It's about time India put into law policy on data protection: Nader Henein

Nader Henein, VP Analyst, Gartner
India's Personal Data Protection Bill, which has been in the making for about five years, is delaying business decisions because of lack of clarity, said Nader Henein, Vice President Analyst at Gartner. In an interview with Neha Alawadhi, he spoke about the difficulty organisations and governments face when it comes to issues like lawful access to information and breaking encryption.

Edited excerpts from the interview conducted over video:

What do you think of the current privacy frameworks in India?

In terms of privacy and personal data protection, I've been tracking the Indian legislation since the formulation of the Srikrishna committee... (and) it seems like it's dragging.
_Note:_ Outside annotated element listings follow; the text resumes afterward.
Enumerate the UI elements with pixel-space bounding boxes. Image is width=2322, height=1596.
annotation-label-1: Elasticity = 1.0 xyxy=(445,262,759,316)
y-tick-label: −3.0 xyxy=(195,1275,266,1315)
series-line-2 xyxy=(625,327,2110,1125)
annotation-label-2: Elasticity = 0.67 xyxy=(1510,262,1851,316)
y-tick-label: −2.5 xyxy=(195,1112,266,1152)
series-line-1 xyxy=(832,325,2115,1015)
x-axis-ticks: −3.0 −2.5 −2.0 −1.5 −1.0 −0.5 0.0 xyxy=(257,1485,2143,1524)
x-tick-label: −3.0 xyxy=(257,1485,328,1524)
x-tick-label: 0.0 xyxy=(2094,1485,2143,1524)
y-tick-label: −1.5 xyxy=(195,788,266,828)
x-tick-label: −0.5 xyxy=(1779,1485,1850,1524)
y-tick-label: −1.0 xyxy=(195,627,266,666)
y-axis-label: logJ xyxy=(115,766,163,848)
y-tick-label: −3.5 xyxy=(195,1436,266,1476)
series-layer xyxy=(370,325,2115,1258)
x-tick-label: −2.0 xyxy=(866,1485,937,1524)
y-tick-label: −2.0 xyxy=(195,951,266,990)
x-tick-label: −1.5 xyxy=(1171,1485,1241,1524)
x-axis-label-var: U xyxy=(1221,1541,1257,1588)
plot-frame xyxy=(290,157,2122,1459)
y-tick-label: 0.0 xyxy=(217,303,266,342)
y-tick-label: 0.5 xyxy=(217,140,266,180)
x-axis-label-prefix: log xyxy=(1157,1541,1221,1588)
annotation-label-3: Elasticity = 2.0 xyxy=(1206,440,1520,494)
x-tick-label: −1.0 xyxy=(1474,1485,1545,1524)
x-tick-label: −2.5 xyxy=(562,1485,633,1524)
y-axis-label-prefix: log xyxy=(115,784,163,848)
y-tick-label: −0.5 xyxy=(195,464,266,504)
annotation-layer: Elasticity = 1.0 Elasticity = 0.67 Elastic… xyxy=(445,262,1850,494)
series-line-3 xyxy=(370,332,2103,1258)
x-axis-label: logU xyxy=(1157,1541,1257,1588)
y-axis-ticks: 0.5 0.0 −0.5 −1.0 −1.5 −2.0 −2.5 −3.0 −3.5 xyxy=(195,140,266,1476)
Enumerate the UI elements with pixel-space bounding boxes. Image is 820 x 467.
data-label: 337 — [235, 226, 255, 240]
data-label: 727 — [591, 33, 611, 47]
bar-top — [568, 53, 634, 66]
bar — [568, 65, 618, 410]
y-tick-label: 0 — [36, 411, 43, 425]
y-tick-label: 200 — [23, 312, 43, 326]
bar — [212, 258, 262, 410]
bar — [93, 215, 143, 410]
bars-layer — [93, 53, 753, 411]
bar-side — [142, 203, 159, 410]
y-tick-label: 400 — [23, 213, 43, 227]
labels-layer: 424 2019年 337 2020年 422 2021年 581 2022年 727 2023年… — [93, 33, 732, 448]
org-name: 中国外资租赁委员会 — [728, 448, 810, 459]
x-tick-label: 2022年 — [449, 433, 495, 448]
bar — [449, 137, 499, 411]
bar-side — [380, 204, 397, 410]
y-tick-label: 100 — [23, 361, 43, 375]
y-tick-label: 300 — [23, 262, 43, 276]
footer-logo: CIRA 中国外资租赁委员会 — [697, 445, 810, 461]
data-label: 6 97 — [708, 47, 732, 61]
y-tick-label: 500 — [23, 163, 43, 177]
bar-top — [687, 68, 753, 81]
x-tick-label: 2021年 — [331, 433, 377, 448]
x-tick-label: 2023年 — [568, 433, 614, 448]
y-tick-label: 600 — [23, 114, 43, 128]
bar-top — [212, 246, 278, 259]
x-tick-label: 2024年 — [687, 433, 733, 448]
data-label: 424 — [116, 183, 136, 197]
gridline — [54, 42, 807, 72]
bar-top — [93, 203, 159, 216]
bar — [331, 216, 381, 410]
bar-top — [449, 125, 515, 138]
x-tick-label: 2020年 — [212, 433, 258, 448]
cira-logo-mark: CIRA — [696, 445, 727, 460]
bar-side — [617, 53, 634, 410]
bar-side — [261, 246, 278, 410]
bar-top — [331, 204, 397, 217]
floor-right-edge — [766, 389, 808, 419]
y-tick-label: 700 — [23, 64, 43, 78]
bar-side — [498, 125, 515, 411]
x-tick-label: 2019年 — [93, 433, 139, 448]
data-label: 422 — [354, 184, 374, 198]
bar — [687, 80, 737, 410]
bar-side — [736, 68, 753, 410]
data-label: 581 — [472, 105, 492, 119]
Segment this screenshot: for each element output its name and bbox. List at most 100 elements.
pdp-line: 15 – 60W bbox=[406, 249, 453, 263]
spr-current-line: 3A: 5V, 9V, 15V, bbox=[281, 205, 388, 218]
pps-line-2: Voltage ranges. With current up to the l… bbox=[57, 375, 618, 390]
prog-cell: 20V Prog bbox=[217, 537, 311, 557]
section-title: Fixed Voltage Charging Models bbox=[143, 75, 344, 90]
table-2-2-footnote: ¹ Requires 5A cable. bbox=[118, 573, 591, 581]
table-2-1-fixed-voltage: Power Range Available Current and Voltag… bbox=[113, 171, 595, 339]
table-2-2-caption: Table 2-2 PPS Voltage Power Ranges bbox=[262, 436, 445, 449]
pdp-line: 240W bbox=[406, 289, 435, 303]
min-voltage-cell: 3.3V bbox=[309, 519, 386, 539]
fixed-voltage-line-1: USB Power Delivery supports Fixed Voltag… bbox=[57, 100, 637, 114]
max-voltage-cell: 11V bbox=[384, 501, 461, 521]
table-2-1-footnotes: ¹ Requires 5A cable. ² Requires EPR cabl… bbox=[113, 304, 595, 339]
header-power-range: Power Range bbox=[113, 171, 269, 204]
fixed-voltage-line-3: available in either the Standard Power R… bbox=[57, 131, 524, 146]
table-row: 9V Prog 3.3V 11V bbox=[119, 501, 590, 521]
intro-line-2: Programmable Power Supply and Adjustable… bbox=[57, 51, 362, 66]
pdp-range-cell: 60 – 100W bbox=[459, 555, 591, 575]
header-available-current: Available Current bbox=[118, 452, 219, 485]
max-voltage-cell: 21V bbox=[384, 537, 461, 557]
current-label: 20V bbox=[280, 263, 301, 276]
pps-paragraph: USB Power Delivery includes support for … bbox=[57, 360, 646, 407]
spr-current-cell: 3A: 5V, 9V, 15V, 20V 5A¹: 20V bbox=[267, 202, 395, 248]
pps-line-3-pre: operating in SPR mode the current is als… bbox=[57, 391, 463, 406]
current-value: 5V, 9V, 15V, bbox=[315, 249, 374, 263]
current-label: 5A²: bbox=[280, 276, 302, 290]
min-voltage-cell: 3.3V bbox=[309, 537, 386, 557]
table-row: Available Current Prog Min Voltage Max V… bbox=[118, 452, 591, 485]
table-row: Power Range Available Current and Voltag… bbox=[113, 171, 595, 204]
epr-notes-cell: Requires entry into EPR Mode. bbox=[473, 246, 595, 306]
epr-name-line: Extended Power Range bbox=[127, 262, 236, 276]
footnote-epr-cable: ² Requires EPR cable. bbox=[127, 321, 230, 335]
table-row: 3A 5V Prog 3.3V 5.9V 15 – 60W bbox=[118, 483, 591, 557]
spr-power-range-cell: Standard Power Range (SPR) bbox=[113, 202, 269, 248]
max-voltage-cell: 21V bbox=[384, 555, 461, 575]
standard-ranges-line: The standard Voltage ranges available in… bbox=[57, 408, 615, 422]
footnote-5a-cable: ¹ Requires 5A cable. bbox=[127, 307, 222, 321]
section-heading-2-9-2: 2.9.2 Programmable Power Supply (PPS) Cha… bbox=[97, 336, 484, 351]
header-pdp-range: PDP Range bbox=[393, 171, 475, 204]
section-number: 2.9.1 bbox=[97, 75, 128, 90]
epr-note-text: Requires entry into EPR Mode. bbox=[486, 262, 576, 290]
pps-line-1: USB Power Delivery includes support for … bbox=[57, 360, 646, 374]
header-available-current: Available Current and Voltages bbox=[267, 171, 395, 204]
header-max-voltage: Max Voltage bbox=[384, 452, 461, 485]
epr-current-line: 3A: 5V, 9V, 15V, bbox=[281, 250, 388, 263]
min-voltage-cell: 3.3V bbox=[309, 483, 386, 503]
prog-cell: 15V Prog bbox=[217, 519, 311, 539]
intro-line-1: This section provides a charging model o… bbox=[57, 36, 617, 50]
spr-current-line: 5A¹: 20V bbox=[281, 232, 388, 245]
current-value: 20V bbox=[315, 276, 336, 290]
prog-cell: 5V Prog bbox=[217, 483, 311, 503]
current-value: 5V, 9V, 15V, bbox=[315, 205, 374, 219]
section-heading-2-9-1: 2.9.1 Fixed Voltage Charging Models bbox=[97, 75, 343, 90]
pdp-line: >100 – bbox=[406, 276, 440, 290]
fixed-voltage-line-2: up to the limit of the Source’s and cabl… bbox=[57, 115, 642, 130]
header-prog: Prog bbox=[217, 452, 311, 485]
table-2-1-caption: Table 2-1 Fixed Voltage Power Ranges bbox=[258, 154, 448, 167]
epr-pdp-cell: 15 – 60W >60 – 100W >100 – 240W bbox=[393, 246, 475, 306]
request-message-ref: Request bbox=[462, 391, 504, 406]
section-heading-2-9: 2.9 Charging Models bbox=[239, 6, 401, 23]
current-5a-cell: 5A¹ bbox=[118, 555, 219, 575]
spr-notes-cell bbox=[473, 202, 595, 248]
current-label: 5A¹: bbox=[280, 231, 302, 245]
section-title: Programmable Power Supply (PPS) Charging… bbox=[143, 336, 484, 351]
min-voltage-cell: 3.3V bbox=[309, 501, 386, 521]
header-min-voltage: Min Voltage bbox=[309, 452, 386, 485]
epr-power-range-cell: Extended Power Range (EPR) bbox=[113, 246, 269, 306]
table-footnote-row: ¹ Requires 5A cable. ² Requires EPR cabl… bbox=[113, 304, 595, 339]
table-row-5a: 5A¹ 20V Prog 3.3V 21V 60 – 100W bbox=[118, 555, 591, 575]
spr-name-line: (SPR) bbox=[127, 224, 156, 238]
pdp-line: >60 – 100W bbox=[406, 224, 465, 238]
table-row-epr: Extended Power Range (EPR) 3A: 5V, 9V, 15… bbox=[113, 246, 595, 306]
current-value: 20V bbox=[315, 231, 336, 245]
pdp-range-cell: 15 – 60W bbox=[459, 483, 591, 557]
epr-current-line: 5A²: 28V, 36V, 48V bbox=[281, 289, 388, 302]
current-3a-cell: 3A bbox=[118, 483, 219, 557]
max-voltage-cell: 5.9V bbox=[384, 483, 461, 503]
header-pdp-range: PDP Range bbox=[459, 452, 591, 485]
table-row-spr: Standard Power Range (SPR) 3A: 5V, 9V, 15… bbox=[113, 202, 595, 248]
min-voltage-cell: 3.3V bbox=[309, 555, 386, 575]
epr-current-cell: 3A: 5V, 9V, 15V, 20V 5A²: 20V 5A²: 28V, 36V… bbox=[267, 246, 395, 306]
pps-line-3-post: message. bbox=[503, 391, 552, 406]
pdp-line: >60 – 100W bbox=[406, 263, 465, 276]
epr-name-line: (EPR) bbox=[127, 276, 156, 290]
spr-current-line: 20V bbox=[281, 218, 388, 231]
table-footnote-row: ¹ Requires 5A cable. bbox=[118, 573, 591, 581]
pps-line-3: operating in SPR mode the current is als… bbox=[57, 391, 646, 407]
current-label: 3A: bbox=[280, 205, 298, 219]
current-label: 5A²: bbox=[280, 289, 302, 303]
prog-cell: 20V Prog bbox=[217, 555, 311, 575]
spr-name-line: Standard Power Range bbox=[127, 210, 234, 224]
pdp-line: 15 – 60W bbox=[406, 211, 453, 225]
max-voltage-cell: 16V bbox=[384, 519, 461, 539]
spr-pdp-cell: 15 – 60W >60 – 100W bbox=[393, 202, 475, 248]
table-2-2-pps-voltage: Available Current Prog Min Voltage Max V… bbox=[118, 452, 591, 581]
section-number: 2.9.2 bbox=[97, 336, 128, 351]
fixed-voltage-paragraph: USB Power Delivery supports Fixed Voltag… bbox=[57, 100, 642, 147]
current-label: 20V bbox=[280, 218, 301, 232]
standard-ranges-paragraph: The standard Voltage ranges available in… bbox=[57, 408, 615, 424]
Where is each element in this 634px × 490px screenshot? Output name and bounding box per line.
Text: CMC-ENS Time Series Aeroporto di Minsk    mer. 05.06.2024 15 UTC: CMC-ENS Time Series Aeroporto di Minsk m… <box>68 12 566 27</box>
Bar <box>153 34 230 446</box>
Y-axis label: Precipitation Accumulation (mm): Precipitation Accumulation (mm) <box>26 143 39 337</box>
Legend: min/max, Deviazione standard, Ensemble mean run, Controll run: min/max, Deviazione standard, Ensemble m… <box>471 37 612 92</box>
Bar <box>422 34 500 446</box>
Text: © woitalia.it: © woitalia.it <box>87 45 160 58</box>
It's about time something was put into law or at least put it down for a vote, and it can perhaps be fixed if there is something broken with it.

When you're doing business with international organizations, you're expected to maintain a certain standard, and that standard has been set by the European Union's General Data Protection Regulation (GDPR), it helps businesses when you have local legislation that aligns with that. 

In South Africa, something similar happened with the Protection of Personal Information Act (POPI) Act, which was proposed in 2013 and [was] just passed this year. Potentially, there's nothing to stop India from introducing their own legislation, and achieving adequacy with the EU a few years later. So Japan did that a few years ago, passing their own privacy legislation, and they achieved adequacy with GDPR. What that means is that information can flow between Europe and Japan without restriction. So, when a European company is looking to invest or work with a Japanese company, the risk for them is far lower because of that adequacy agreement. 

How did businesses manage in South Africa during the time the POPI Act was passed?

A lot of organisations put in a lot of effort to prepare for the POPI Act, because they didn't want it to pass overnight and then have a very limited time for compliance. Eight years later, a very different law is amended and passed. Instances like these erode organizations' faith in the value of compliance or early compliance, and they transition to this wait and see type of company where they don't care until the next time a proposed legislation passes.

Do you think there is over regulation in India with regard to data that causes overlap across different sectors?

You try to apply regulations to either a sector or the actual information. For example, the GDPR applies across every single sector; there are no exemptions. There are certain things called derogations but they're defined within the regulation. Any other law that passes needs to align itself with the GDPR. 

So for example, in the US, California has the California Consumer Privacy Act. It creates carve outs for healthcare, and it creates carve outs for finance. This has to be done because otherwise, organizations will challenge laws in court saying they're contradictory. So for example if the privacy legislation says you have to delete information after three months, and other legislation says you have to maintain the information for up to six months. That's very confusing for organisations. 

There is a view that companies' privacy policies should not supersede Indian law. Recent examples are WhatsApp's updated privacy policy and Twitter's pushback in the face of takedown requests from the government.  How do you see a good solution?

There is no easy answer. On one hand, a company the size of Twitter that has global coverage, would have a very difficult time operating if they had to apply different rules in every different country. In some instances, you can change your product from one country to the other, but sometimes you don't have that option. In the case of Twitter, maybe you can make rules based on IP addresses, but let's say for example in the case of Apple or Android, when you're building devices, and those cannot easily be changed. 

Regulation needs to hold companies responsible to a certain extent, but this is going to be a big debate. 

Is it more complex in the case of encryption and lawful access?

It continues to be a big debate, and this has been a big subject since the mid-90s, if you remember the clipper chip and key escrow. This is when the US government was trying to get encryption providers to introduce a backdoor into their product, so then the government can gain access to information. Their argument was terrorism or child abuse. The counter argument to that is, you're then putting everyone else at a disadvantage to target a minute portion of the population. Balancing that is very difficult and it changes.

As long as there is privacy, and as long as there are bad people doing things, there's going to be a point in the middle where the government's right to gain access to information is going to always push against the rights of an individual to maintain their privacy.